Les sensations corporelles sont fluctuantes mais en les « autogénérant » et en les entretenant constamment comme on peut le constater chez les personnes auxquelles nous avons à faire, le sujet cherche à établir la sensation d’une continuité corporelle lorsque celle-ci n’a pas encore été intégrée, le caractère rythmique des sensations permettant de lutter contre l’anéantissement pour ne pas se sentir menacé de disparition. Ces « stratégies sensorielles » précoces pour lutter contre des angoisses primitives perdurent chez les personnes psychotiques. Le contact continu entre la main et la matière, de même que faire-défaire-refaire une forme modelée peut aider le sujet à créer une permanence et une continuité corporelles.

Craignant de ne plus exister ou de se répandre, la personne peut focaliser son attention sur les aspects sensoriels des objets et considérer ceux-ci comme s’ils étaient une partie de son corps propre dans le seul but de se rassembler.

E. Bick (1984) décrit bien comment les bébés, dans des moments d’angoisse de lâchage s'accrochent à un stimulus sensoriel qu’ils ne lâchent plus.

Pour lutter contre le risque de non-existence, les personnes autistes cherchent à s’approprier la sensation de dureté en adhérant, par contact tactile, à des surfaces dures. Cela leur donne un sentiment de solidité et les rassure sur leur intégrité corporelle.

Malaxer la pâte molle et humide de la terre peut aider le sujet à la prise de conscience de ses propres limites et la souplesse du matériau peut prendre le relais des contacts durs pour finir par les « remplacer ».

L’impression laissée par les sensations tactiles circulant autour de la surface du corps apaise et réconforte l’enfant, celui-ci utilisant aussi la succion du pouce pour s’apaiser, dans une oralité bien construite (auto-érotisme) qui tend à la création d’un espace transitionnel.

Loin des activités auto-érotiques du début de la vie, les personnes auxquelles nous avons à faire créent des « sensations-formes » le plus souvent d’ordre tactile et corporel telles que se balancer, se frotter, tournoyer, ou encore effleurer pour apaiser les tensions internes ou externes, le contact avec une autre personne n’y faisant rien.

Au contact de l’argile (malaxage), la personne peut alors créer des formes apaisantes et se calmer rapidement dans des moments de grande tension.

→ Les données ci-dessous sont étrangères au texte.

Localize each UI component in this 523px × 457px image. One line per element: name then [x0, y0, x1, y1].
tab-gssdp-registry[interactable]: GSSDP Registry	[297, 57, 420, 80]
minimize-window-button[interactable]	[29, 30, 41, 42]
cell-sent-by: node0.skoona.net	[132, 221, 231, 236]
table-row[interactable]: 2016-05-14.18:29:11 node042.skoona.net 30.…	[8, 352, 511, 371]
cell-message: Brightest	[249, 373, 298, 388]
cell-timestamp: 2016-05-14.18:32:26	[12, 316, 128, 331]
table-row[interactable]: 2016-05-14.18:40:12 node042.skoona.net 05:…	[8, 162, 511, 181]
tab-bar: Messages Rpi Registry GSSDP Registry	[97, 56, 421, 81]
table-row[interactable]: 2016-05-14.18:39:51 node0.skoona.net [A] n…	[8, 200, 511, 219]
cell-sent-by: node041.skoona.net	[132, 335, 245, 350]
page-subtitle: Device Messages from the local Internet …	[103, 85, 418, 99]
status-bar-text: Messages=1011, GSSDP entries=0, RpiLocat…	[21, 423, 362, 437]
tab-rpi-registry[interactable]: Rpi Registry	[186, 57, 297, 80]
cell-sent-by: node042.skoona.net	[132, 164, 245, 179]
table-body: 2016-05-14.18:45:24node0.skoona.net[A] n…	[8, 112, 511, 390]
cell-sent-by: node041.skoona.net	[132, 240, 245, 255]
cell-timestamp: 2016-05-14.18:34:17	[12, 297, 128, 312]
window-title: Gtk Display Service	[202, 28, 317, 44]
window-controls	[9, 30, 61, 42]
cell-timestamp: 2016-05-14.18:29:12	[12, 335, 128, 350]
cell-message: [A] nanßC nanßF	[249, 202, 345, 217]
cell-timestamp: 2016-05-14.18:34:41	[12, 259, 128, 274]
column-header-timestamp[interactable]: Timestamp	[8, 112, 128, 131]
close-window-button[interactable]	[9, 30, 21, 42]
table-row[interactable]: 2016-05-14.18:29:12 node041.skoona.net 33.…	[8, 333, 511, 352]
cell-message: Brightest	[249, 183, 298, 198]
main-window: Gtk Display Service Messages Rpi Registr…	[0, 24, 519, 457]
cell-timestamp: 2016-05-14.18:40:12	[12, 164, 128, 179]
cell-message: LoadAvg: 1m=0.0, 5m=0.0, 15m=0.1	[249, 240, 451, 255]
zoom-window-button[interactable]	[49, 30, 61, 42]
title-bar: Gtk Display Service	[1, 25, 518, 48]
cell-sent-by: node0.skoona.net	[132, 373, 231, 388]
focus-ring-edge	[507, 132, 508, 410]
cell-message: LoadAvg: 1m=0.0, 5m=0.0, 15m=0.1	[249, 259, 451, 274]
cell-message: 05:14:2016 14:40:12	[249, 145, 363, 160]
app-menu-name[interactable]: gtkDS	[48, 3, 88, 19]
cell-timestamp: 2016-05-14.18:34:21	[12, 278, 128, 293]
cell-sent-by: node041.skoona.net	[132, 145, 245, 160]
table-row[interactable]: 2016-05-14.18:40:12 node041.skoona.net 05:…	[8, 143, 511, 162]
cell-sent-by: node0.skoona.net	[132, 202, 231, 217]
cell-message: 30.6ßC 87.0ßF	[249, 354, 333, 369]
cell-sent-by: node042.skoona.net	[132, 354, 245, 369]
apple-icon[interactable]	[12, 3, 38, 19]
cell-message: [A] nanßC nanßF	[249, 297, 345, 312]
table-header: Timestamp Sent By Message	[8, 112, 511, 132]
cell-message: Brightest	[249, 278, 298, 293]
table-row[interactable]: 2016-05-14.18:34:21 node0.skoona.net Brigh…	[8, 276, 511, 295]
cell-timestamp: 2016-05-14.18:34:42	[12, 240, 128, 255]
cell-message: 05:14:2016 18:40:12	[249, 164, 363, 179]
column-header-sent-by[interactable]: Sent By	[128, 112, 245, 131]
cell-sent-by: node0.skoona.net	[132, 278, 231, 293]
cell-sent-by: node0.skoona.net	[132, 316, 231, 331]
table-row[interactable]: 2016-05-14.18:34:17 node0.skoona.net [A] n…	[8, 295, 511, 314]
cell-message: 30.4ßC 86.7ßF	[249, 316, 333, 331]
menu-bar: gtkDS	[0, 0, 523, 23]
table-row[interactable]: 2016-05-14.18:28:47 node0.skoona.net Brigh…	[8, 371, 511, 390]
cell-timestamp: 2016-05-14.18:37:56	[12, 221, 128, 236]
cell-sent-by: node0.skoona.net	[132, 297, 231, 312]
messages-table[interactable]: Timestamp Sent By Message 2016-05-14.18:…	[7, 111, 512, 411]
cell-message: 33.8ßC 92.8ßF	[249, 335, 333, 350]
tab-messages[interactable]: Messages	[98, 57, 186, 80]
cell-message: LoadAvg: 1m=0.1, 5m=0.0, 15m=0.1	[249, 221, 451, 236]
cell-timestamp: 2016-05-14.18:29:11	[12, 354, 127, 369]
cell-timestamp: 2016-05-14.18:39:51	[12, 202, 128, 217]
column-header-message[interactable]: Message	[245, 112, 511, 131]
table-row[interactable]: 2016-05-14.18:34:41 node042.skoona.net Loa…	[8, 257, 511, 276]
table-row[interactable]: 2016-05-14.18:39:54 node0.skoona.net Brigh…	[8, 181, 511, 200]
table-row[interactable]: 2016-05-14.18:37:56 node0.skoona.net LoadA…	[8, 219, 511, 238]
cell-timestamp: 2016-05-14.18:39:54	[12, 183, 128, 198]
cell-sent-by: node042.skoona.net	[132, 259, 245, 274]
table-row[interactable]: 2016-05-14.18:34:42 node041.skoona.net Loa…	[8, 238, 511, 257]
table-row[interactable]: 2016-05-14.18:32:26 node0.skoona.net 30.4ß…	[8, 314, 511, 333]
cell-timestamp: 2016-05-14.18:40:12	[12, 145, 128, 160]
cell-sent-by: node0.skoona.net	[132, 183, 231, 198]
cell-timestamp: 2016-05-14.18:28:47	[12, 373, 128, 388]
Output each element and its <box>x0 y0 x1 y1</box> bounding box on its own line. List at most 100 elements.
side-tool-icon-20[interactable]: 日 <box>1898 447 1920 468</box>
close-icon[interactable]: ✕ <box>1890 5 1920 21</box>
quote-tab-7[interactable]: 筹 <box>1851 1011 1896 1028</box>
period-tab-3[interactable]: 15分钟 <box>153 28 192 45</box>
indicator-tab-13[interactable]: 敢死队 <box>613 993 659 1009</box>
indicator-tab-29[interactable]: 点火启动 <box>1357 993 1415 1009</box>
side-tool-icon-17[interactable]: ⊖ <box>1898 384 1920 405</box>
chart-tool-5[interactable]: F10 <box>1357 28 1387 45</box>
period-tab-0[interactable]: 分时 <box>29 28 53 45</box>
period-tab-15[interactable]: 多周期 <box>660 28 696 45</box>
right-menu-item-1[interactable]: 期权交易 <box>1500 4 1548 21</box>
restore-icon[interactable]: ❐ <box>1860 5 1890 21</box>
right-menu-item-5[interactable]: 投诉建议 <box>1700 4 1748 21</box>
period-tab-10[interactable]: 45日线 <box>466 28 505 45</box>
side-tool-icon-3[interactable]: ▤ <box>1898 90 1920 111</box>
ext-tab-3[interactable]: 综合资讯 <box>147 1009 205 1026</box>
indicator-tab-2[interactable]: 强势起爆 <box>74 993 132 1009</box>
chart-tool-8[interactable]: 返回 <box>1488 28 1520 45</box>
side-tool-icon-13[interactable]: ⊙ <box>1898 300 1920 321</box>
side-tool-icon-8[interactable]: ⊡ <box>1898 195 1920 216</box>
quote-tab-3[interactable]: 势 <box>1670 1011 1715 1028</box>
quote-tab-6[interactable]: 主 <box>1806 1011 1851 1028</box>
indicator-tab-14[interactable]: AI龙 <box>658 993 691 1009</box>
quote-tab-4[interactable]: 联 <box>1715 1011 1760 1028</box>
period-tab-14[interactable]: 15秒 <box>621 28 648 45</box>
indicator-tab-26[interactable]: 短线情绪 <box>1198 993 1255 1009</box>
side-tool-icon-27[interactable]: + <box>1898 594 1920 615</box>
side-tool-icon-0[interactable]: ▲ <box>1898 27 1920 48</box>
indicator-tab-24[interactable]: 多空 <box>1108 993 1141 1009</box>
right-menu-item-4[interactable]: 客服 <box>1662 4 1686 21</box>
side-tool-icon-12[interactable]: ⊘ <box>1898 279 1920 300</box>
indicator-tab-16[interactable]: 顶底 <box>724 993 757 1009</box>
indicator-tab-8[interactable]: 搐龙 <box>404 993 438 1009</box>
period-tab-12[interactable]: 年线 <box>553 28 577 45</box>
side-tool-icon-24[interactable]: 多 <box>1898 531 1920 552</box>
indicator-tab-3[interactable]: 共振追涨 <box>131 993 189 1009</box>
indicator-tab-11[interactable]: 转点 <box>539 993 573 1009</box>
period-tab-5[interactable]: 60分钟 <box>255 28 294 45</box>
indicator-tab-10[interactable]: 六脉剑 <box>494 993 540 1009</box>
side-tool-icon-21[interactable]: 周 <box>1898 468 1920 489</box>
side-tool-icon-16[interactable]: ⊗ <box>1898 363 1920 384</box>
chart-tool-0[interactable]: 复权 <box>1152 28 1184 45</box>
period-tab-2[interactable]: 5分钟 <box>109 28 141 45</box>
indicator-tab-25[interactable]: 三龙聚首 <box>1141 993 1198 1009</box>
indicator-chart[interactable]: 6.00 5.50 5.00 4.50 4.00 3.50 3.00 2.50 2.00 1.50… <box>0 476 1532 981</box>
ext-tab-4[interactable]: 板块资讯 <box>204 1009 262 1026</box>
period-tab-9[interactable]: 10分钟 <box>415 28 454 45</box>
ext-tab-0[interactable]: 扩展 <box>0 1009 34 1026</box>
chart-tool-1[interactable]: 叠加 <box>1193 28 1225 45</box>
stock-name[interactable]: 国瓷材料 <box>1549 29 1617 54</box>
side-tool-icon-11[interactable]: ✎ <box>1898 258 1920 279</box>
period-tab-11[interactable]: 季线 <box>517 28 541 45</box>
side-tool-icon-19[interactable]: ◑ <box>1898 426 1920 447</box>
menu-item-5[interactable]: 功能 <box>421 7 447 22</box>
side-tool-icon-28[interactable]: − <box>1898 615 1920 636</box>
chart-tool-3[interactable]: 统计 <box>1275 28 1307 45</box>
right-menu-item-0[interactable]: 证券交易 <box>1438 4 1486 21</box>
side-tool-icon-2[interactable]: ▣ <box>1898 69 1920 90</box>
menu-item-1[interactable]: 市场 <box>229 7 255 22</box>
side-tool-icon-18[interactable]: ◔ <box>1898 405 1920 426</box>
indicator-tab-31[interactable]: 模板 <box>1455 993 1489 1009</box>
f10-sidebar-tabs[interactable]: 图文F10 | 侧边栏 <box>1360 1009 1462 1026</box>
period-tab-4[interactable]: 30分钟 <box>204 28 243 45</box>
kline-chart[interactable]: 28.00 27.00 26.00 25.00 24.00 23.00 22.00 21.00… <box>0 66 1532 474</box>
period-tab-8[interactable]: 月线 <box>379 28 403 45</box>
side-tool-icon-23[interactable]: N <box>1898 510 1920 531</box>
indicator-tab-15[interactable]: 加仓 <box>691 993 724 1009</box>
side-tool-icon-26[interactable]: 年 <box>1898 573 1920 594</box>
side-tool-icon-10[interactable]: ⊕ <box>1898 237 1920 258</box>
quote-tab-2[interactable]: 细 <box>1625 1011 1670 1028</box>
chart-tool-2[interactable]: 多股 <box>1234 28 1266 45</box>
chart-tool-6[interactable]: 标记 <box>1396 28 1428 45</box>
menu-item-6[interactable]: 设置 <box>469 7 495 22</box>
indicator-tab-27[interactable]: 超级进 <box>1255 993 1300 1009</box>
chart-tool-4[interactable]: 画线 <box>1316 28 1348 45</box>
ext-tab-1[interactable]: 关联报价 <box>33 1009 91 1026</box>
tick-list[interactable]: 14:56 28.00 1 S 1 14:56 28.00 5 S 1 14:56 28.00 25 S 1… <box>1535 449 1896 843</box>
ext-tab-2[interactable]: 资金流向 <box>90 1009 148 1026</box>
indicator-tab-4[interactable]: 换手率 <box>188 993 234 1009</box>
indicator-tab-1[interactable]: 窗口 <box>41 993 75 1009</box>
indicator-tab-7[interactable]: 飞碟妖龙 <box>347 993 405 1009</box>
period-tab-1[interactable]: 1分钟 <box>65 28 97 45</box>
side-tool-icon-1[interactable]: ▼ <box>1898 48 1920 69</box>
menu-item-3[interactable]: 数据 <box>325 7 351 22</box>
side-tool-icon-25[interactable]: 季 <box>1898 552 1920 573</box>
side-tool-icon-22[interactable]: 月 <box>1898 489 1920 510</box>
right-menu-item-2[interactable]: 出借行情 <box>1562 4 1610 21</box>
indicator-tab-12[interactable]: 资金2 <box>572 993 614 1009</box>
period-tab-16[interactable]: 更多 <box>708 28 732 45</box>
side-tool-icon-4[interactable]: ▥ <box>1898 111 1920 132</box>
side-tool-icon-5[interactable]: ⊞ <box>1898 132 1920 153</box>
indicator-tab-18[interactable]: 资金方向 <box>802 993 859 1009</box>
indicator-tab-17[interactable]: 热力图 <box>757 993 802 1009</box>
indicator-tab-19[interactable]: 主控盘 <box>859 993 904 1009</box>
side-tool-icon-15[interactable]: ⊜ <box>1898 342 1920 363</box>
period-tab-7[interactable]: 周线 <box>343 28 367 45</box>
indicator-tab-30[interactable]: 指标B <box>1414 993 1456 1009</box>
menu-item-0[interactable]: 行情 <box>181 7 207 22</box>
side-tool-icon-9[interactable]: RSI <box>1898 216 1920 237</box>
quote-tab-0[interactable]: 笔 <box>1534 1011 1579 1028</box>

L'enfant prend du plaisir à sentir l’odeur de sa mère, à entendre le son de sa voix, à sucer son pouce, etc., sensations qui sont progressivement investies grâce à la dynamique relationnelle.

Chez les personnes autistes, les sensations semblent investies en tant que telles coupées de toute dimension relationnelle, le plaisir intense étant plutôt procuré par les objets matériels. Mais ces jeux sensoriels avec les objets, et notamment l’argile, sont peut-être les restes de la trace d’un mouvement libidinal et pulsionnel. Malaxer la terre peut aussi procurer du plaisir au sujet.

Pour le bébé comme pour l’autiste, la sensorialité permet au Self de se sentir vivre. En adhérant aux qualités sensorielles de surface de l’objet externe, l’enfant s’identifie de façon adhésive à celui-ci. Il transforme le non-Moi en une co-extension du Moi, dans une intolérance à la différence pouvant conduire à des vécus d’arrachement lors des séparations, étape préalable à la différenciation et au fantasme d’être enveloppé par un contour. La sensorialité sert donc ici de support à un premier mouvement psychique identificatoire.

Malaxer permet peut-être ce travail de contact-fusion puis de différenciation. En effet, la matière terre utilisée dans le cadre-dispositif, grâce au travail du médium malléable qu’en feront les patients (indestructibilité, extrême sensibilité, indéfinie transformation, inconditionnelle disponibilité, et animation propre) permet de supporter l’activité fantasmatique et les premiers mouvements psychiques dont elle constituera le support.